Acute Calculous Cholecystitis
Treatment
Cholecystectomy, whether open or laparoscopic, is the treatment of choice for acute cholecystitis. The timing of operative intervention in acute cholecystitis has long been a source of debate. In the past, many surgeons advocated for delayed cholecystectomy, with patients managed nonoperatively during their initial hospitalization and discharged home with resolution of symptoms. An interval cholecystectomy was then performed at approximately 6 weeks following the initial episode. More recent studies have shown that when performed early in the disease process (within the first week), the operation can be performed laparoscopically with equivalent or improved morbidity, mortality, and length of stay, as well as a similar conversion rate to open cholecystectomy.3 Additionally, approximately 20% of patients initially admitted for nonoperative management failed medical treatment prior to the planned interval cholecystectomy and required surgical intervention. Initial nonoperative therapy remains a viable option for patients who present in a delayed fashion and should be decided on an individual basis.
Choledocholithiasis
Many common duct stones are clinically silent and may be identified only during cholangiography, if performed routinely during cholecystectomy.
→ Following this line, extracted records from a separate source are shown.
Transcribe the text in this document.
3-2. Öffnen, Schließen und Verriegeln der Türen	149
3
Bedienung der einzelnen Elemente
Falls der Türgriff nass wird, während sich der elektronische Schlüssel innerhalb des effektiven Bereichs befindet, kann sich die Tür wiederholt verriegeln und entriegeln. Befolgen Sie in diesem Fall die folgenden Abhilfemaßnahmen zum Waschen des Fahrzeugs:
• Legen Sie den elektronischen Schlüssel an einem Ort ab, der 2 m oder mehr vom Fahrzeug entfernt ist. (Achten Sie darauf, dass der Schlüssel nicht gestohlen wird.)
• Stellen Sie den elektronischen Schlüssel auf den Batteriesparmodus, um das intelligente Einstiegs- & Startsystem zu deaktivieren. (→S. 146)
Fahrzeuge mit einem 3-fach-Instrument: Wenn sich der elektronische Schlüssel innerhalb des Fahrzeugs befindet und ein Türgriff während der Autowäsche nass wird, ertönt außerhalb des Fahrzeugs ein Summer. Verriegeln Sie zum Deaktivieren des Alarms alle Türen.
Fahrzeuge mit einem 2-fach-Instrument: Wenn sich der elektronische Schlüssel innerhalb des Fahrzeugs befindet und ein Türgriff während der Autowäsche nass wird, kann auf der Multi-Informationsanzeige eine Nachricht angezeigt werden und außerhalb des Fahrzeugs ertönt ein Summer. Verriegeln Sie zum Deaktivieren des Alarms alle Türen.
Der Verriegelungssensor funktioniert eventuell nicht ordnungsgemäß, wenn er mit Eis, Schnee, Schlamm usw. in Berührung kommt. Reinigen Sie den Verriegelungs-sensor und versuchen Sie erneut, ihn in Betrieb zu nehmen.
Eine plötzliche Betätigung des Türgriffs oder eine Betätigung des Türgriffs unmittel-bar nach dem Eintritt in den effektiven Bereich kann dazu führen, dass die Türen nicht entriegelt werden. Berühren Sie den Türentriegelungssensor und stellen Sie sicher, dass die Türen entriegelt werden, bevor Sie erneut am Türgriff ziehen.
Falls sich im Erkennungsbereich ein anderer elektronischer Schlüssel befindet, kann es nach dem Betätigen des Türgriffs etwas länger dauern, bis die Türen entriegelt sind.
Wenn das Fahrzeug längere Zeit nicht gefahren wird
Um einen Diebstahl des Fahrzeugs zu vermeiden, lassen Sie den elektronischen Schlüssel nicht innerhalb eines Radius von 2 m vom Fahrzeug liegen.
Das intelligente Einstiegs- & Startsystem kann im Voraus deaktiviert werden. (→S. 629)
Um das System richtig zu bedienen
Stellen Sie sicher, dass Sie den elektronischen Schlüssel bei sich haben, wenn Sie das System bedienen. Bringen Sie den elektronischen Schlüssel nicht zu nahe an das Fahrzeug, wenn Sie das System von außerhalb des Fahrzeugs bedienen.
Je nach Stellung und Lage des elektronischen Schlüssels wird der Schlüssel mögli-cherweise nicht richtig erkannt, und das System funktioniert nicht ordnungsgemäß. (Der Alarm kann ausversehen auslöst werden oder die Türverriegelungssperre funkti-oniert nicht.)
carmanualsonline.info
Without pain or an abnormal liver function panel, a setting in which selective cholangiography is not performed, 1% to 2% of patients following cholecystectomy will present with a retained stone. When performed routinely, intraoperative cholangiography identifies choledocholithiasis in approximately 10% of asymptomatic patients, suggesting that most choledocholithiasis remains clinically silent.4,5
Treatment
Endoscopic Retrograde Cholangiopancreatography
Endoscopic sphincterotomy with stone extraction is effective for the treatment of choledocholithiasis. When used in the preoperative setting, it can avoid an open procedure and, when unsuccessful at removing stones, will alter intraoperative decision making. Common reasons for endoscopic failure include large stones, intrahepatic stones, multiple stones, altered gastric or duodenal anatomy, impacted stones, and duodenal diverticula. Sphincterotomy with stone extraction does not eliminate the risk of recurrent biliary stone disease. When managed by ERCP and sphincterotomy, almost 50% of all patients have recurrent symptoms of biliary tract disease if not also treated by cholecystectomy.6 More than one third of these patients eventually require cholecystectomy, suggesting that cholecystectomy should be offered to patients who present with choledocholithiasis. Interestingly, older patients (>70 years), have only a 15% rate of symptom recurrence, so cholecystectomy can be offered selectively to this patient population.